Full Moon Afternoon with Bidoun at PS1

    Full Moon Afternoon with Bidoun at PS1

    Sunday, January 27 at 4pm
    MoMA/PS1
    4601 21st Street, Long Island City, NY 11101
    Free with museum admission
    Join the Facebook event

    A screening of Jack Kevorkian’s public access television program The Door (30 min); presented by Anna Della Subin
    A screening of Shridhar Bapat’s video feedback fantasia Aleph Null (12 min, 1971); presented by Alexander Keefe
    Sex talk and group consciousness exercises;presented by Conner Habib
    Plus: Transcendental listening in the dome


    Jack Kevorkian
    Dr. Jack Kevorkian — also known as Dr. Death — was a pathologist, euthanasia activist, poet, composer and instrumentalist. In Bidoun #27 (Diaspora), Anna Della Subin told the profoundly strange story of this child of genocide survivors through his curiously compelling paintings. Here, Subin will introduce_ The Door_, a public access TV show on the nature of consciousness and some “very hazy realms of human existence,” which Kevorkian produced, wrote, and hosted in California in the early 1980s.

    Shridhar Bapat
    In the late 1960s Shridhar Bapat was a key figure in the emerging video scene.
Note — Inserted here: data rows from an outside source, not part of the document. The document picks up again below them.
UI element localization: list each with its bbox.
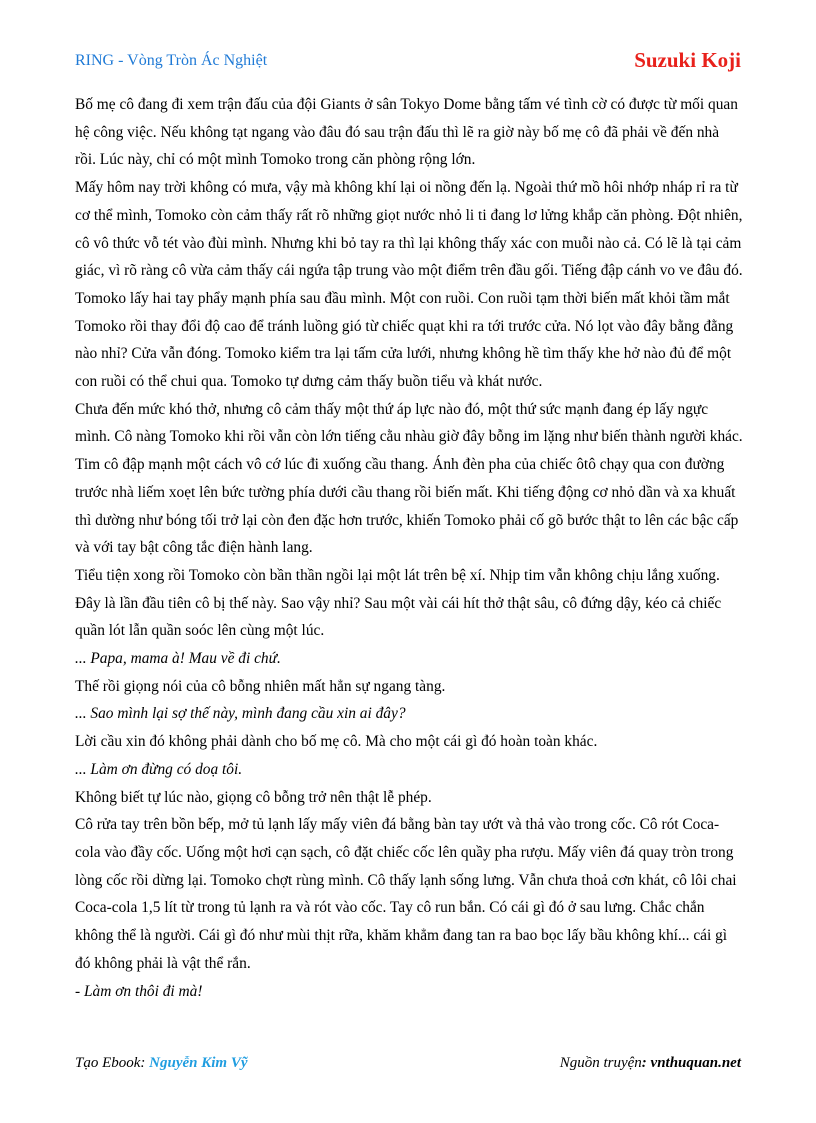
author-name: Suzuki Koji (634, 48, 741, 72)
ebook-creator-name: Nguyễn Kim Vỹ (149, 1055, 248, 1071)
paragraph: Cô rửa tay trên bồn bếp, mở tủ lạnh lấy mấy viên đá bằng bàn tay ướt và thả vào trong cốc. Cô rót Coca-cola vào đầy cốc. Uống một hơi cạn sạch, cô đặt chiếc cốc lên quầy pha rượu. Mấy viên đá quay tròn trong lòng cốc rồi dừng lại. Tomoko chợt rùng mình. Cô thấy lạnh sống lưng. Vẫn chưa thoả cơn khát, cô lôi chai Coca-cola 1,5 lít từ trong tủ lạnh ra và rót vào cốc. Tay cô run bắn. Có cái gì đó ở sau lưng. Chắc chắn không thể là người. Cái gì đó như mùi thịt rữa, khăm khẳm đang tan ra bao bọc lấy bầu không khí... cái gì đó không phải là vật thể rắn. (75, 816, 737, 972)
story-source-separator: : (641, 1055, 651, 1071)
book-title: RING - Vòng Tròn Ác Nghiệt (75, 52, 268, 69)
paragraph: Không biết tự lúc nào, giọng cô bỗng trở nên thật lễ phép. (75, 788, 432, 806)
story-source-label: Nguồn truyện (559, 1055, 642, 1071)
dialogue-line: ... Papa, mama à! Mau về đi chứ. (75, 650, 281, 668)
dialogue-line: ... Làm ơn đừng có doạ tôi. (75, 760, 243, 778)
ebook-credit-label: Tạo Ebook (75, 1055, 141, 1071)
paragraph: Bố mẹ cô đang đi xem trận đấu của đội Giants ở sân Tokyo Dome bằng tấm vé tình cờ có được từ mối quan hệ công việc. Nếu không tạt ngang vào đâu đó sau trận đấu thì lẽ ra giờ này bố mẹ cô đã phải về đến nhà rồi. Lúc này, chỉ có một mình Tomoko trong căn phòng rộng lớn. (75, 96, 738, 169)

The first video curator at The Kitchen in its most freewheeling period and the “finest feedback camera turner in New York City,” Bapat worked on the New York Avant Garde Festivals, the first Women’s Video Festival, Shirley Clarke’s TeePee Video Space Troupe, and many of Nam June Paik’s major installations before falling out of the scene to live underground; he died, homeless, in 1990. Alexander Keefe reconstructed Bapat’s story in Bidoun #27 (Diaspora). Keefe will be presenting a rare screening of Aleph Null, one of Bapat’s original video compositions — “all these mandalas going all over the place,” in Bapat’s words — created with Charles Phillips in 1971. First shown at the Whitney Museum’s 1971 “Video Tape Special,” Aleph Null was last screened at the Mudd Club in 1981.

    Conner Habib
    Conner Habib is a writer, philosopher, sex advice columnist, and gay porn star, based in San Francisco. An adherent of Rudolph Steiner’s Anthroposophy, Habib lectures on the Western esoteric tradition. He has been featured in such films as Man Up, Night Maneuvers, and Arabesque 2: From Tales of the Arabian Nights; his essay, “The Virtues of Being an Object,” appeared in Exploring the Edge Realms of Consciousness, edited by Daniel Pinchbeck & Ken Jordan. Anna Della Subin’s conversation with Habib is forthcoming in Bidoun #28 (Interviews).